= Máttaráhkká =

Mother goddess in Sámi shamanism

Máttaráhkká as depicted on a Sámi drum.

Máttaráhkká (also Maderakka, Madderakka and Maadteraahka; lit. 'origin woman') is a mother goddess in Sámi shamanism. She lives in the ground under the goahti. She is connected to childbirth and has been said to give child its body and make female humans and animals fertile. It's been recorded drinks were offered to her so she'd be merciful towards a pregnant woman.

In Western Sápmi, she was thought to have three daughters: Sáráhkká, Juoksáhkká and Uksáhkká. In Eastern Sápmi, such as in the area of modern-day Finland, these daughters were not known. This has led some researchers to conclude the daughters were born out of later Scandinavian influence.

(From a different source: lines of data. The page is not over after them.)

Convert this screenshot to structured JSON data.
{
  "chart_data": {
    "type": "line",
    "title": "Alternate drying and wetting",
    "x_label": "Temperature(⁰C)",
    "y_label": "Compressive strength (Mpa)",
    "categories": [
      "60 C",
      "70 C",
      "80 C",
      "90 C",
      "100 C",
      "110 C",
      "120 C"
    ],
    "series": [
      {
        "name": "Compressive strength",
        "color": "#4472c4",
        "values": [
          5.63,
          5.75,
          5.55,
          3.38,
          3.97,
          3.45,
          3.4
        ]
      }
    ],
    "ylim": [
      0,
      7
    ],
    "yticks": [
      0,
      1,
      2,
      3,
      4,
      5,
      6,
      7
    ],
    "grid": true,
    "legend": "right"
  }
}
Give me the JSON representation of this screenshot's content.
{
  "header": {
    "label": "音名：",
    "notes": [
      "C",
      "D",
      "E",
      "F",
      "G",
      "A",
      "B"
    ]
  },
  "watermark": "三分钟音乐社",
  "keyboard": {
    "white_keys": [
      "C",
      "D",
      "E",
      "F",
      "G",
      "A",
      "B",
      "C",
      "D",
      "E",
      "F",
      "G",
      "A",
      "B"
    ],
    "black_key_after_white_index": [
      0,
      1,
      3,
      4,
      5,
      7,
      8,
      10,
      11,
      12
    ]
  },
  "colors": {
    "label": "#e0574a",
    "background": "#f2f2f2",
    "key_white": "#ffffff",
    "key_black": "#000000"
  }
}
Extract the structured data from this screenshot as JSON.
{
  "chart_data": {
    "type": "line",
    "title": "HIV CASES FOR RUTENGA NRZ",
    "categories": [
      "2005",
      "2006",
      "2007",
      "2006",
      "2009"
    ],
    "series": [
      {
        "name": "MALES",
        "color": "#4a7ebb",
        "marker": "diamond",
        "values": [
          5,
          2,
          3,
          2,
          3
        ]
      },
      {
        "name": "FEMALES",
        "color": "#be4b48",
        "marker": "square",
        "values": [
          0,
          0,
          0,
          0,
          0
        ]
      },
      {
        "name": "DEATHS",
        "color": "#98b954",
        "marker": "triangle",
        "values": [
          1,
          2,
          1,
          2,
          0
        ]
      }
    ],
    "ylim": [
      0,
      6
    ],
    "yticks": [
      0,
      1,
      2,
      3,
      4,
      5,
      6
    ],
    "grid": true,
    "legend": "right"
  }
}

According to Christfried Ganander in 1789, Máttaráhkká received a child from Radien-attje and gave it life, handing it over to Sáráhkká who then put it in the woman's womb. Her, as well as her daughters, are primarily known as helpers of women. After the arrival of Christianity, she came to be associated with Virgin Mary.

On some Sámi drums, she is given the husband Máttaráhttje, but he has a much smaller role and has thus been assumed to be a later addition.

The Sámi of Kola Peninsula had the word mändir-ähke ("parent's grandmother"), due to which Kaarle Krohn thought that Máttaráhkká (as well as the Finnish Manteren akka) was originally a female ancestor buried in the ground and worshipped by later generations, primarily women.